Let’s look at the origins of the diagram and terminology. Maxine Pfannkuch (an educator) worked with Chris Wild (a statistician) to articulate what it is that statisticians do. They published their results in the international statistical review in 1999 and contributed the chapter “Towards an understanding of statistical thinking” in “The Challenge of Developing Statistical Literacy, Reasoning and Thinking”, edited by Dani Ben-Zvi and Joan Garfield. The statistical enquiry cycle has consequently been promulgated in the diagram and description referred to above. There is sound research behind this, and it makes good sense as a way of explaining what statisticians do.
I love diagrams. Anyone who has viewed my videos will know this. I spend a great deal of mental energy (usually while running) trying to work out ways to convey ideas in a visual way that will help people to learn, understand and remember. I also do NOT believe in the fad of learning styles, but rather I believe that all learners will gain from different presentations of concepts. I also believe that it is a useful discipline for a teacher to create different ways of expressing concepts. I am rather fussy about diagrams, however, as our Honours students would attest. I have a particular problem with arrows which mean different things in different places. If an arrow denotes passage of time in one instance it should do so in all instances, or a different style of arrow should be employed.
A problem I have with the PPDAC “Cycle” being a cycle is that it seems to imply that we can come in at any point and that there is no escape. If there is a logical starting point, and the link back to it is not one of process, then that should be indicated. Because the arrows are all the same style in the PPDAC diagram, it is also difficult to see a way out of the cycle. As a learner I would find it a little daunting to think that I could never escape! I am also concerned about understanding in what way does a Conclusion lead to a Problem? Surely the whole point of the word “Conclusion” is that it concludes or ends something?
To me there are at least three linkages between the Problem and the Conclusion. First of all, while in the Problem stage, we need to think about what we want to be able to say in the future Conclusion stage.
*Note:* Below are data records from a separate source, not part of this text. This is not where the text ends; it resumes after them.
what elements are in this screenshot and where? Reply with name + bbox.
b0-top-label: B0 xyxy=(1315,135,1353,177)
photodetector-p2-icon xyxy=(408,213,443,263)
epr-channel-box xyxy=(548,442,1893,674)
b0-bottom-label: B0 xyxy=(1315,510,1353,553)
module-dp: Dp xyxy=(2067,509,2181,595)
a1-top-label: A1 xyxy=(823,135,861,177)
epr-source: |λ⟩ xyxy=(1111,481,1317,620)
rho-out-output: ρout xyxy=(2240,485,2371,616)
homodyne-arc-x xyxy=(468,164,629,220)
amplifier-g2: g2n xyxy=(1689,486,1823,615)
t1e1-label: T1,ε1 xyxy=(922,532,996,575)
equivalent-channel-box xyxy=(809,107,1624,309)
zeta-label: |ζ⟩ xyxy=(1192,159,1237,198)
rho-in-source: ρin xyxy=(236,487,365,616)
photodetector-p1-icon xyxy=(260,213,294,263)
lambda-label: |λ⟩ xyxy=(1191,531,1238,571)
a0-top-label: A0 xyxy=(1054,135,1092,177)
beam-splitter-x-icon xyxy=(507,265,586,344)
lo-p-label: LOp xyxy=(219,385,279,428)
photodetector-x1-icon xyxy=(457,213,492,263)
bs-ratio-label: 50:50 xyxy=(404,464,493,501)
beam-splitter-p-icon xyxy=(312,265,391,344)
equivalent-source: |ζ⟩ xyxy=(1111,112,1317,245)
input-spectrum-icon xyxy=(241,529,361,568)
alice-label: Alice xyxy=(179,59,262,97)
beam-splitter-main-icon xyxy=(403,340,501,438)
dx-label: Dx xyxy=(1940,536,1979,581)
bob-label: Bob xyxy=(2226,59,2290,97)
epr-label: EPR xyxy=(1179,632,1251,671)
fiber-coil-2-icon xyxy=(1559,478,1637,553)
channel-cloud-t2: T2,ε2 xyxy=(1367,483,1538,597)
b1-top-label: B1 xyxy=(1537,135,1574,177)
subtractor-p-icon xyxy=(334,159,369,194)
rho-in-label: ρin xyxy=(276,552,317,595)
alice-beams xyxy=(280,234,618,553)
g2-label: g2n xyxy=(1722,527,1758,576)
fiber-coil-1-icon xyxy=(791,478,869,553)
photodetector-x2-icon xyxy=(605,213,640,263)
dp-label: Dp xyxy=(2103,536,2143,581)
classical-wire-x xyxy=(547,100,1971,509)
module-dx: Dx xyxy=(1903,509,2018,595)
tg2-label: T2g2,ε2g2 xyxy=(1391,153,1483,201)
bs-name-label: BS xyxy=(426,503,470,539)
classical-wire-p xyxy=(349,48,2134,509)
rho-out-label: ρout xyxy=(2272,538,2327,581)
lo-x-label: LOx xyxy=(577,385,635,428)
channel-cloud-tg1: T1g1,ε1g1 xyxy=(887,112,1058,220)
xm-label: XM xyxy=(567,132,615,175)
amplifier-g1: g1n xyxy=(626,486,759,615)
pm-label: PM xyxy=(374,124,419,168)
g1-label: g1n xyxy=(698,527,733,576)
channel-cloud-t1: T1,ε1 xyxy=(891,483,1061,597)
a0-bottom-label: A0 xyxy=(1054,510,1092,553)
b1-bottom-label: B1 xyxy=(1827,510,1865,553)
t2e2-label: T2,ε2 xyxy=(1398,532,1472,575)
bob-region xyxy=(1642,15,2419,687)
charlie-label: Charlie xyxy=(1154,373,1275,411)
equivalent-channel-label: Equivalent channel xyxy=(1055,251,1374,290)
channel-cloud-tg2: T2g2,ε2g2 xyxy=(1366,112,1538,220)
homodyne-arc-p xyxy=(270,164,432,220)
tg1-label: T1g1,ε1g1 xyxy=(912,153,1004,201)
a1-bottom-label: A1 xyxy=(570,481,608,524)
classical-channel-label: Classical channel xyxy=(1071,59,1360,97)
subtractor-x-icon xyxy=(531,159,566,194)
We may not know which way our conclusion will go, though we will probably have an opinion, or even a hope! (I am too post-modern in my thinking to believe in the objectivity of the researcher.) For instance we may want to be able to say – There is (or is not) evidence that women own more pairs of shoes than men. Another linkage is that when we write up our conclusion we must refer back to the original problem. And the third linkage comes from a comment Jean Thompson made on my blog about teaching time series without many computers. “Often the answer from a good statistical analysis is more questions”. One conclusion can lead to a new problem.
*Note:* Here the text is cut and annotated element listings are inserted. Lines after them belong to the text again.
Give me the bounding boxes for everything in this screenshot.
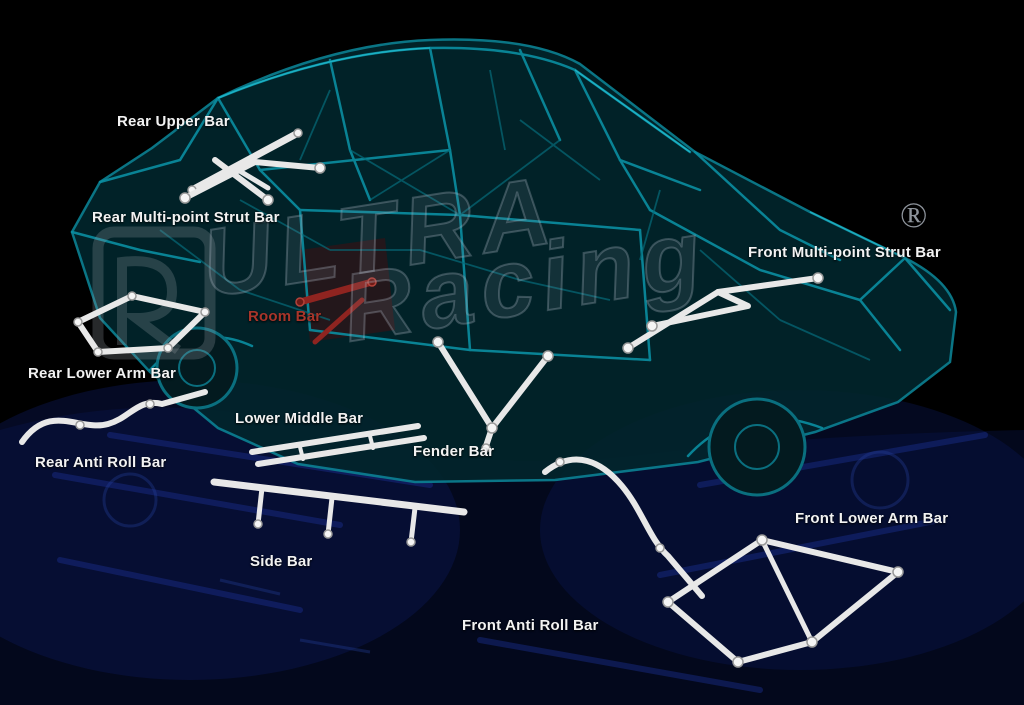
rear-anti-roll-bar-graphic [19,389,208,445]
fender-bar-graphic [432,336,554,453]
label-room-bar: Room Bar [248,308,322,325]
label-front-multi-point-strut-bar: Front Multi-point Strut Bar [748,244,941,261]
label-fender-bar: Fender Bar [413,443,495,460]
lower-middle-bar-graphic [249,423,427,467]
rear-upper-bar-graphic [187,128,303,195]
registered-trademark-symbol: ® [900,195,928,235]
wheel-graphic [155,326,807,497]
label-front-anti-roll-bar: Front Anti Roll Bar [462,617,599,634]
front-anti-roll-bar-graphic [542,456,705,599]
label-side-bar: Side Bar [250,553,313,570]
front-multi-point-strut-bar-graphic [622,272,824,354]
label-rear-multi-point-strut-bar: Rear Multi-point Strut Bar [92,209,280,226]
label-front-lower-arm-bar: Front Lower Arm Bar [795,510,949,527]
label-lower-middle-bar: Lower Middle Bar [235,410,364,427]
ur-logo-watermark [92,226,216,360]
front-lower-arm-bar-graphic [662,534,904,668]
side-bar-graphic [210,478,468,547]
label-rear-lower-arm-bar: Rear Lower Arm Bar [28,365,177,382]
room-bar-graphic [295,277,377,345]
label-rear-upper-bar: Rear Upper Bar [117,113,230,130]
rear-lower-arm-bar-graphic [73,291,210,357]
label-rear-anti-roll-bar: Rear Anti Roll Bar [35,454,167,471]
rear-multi-point-strut-bar-graphic [179,157,326,206]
I found a similar diagram online which is more sequential, starting with the problem and working vertically through the steps, with a link at the end going back to the beginning. I like this, because it does give an idea of conclusion and moving on, rather than being caught in some endless cycle. The reality for students is that they will generally do some project, which will start with a problem and end with a conclusion. Then they will move on to an unrelated project. It has also been my experience as a practitioner.
In my experience the cyclical behaviour which this diagram portrays is generally more within the cycle than over the whole cycle. For instance one may be part way through the data collection and realise that it isn’t going to work, and go back to the “Plan” stage. Some of these extra loops are suggested in my table.
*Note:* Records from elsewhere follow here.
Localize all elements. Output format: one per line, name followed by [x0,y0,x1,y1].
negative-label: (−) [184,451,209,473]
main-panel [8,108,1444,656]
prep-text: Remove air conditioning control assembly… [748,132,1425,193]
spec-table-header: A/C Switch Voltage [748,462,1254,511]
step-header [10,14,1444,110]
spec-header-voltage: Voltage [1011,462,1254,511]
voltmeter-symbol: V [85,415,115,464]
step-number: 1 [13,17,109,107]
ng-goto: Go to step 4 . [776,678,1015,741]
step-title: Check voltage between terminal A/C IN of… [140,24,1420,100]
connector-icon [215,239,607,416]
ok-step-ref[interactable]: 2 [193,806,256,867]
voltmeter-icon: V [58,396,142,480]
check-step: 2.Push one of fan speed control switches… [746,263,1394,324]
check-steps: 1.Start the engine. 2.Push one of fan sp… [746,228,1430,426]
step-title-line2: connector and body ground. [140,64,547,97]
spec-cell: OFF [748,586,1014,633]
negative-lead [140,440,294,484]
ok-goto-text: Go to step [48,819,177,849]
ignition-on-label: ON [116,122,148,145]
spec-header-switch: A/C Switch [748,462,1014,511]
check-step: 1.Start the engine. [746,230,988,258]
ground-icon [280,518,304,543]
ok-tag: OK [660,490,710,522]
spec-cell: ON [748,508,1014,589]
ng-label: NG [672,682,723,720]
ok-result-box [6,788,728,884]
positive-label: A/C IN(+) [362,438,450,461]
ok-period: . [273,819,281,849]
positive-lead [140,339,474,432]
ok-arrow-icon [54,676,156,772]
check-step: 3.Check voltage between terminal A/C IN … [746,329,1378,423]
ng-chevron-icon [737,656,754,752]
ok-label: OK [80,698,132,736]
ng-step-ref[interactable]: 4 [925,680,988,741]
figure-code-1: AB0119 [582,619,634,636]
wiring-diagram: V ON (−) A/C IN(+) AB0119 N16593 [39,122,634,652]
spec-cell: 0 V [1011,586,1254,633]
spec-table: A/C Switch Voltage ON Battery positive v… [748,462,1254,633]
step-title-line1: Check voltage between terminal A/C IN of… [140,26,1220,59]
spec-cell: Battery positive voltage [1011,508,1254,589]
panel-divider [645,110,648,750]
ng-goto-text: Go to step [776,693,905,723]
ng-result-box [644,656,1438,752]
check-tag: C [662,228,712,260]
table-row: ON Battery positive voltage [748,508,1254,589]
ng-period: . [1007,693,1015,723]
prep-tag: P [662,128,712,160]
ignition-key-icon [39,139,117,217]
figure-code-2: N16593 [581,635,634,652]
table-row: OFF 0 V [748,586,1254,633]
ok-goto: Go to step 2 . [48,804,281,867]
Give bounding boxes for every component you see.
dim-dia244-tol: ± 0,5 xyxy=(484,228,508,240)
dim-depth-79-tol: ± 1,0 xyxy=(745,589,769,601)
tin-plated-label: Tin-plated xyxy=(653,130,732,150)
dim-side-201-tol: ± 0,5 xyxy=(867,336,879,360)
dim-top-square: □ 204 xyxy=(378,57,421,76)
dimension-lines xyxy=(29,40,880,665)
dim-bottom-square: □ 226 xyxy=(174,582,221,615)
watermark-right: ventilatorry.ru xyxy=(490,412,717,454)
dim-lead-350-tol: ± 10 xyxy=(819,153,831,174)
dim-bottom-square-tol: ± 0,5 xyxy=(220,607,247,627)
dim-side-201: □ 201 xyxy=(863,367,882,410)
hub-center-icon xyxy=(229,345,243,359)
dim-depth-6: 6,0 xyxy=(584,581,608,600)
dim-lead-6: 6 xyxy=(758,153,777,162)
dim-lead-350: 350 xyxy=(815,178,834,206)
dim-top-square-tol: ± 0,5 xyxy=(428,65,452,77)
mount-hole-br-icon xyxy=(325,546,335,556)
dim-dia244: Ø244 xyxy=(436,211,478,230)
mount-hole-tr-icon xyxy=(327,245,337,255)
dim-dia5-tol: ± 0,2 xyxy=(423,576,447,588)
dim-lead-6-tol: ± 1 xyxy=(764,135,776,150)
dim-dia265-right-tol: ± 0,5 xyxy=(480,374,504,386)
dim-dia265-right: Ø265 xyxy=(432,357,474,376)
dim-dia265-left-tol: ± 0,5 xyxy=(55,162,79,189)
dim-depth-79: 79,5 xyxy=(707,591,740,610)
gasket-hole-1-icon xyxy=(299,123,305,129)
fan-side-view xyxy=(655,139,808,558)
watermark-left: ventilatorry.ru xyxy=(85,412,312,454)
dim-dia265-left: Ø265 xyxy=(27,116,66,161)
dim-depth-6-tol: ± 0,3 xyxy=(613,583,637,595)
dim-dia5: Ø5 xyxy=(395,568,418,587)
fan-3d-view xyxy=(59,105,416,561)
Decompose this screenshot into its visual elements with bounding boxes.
For students at a higher level who are required to write reports, it is difficult to see how the report fits in with the cycle. The “Conclusion” step includes “communication”, which could imply a report. However reports often include most of the steps, particularly when their purpose is to satisfy an assessment requirement.
It is also difficult to apply the cycle in a non-cynical way to work with existing datasets. Often, in the interests of time and quality control, students are given a dataset. In reality they start, not at the Problem step, but somewhere between the Data step and the Analysis step. In their assessments they are required to read around the topic and use their imaginations to come up with the problem, look at how the data was collected, and move on from there. This is not always the case, but it is for NCEA level 3 Bivariate Investigation, Time Series analysis and Formal Inference areas (called ‘standards’). The only area where they really do plan and collect the data is in the Experimental Design standard. Might it not be helpful to provide an adapted plan that takes into account these exigencies? Let us be explicit about it rather than coyly pretend that the data wasn’t driving everything?
In general I like the concept of the statistical enquiry cycle, and I am happy that it is providing a unifying theme to the curriculum. However, particularly at higher levels, I think it needs a bit of tweaking, taking into account the experience of teachers and learners. If it is to hold such an important place in a curriculum that is leading the world, it deserves on-going attention.
This is a blog and not an academic journal. The ideas I have contemplated need a lot more thought and background reading, but I do not have the time or the university salary to support such a luxury right now. Maybe someone else does!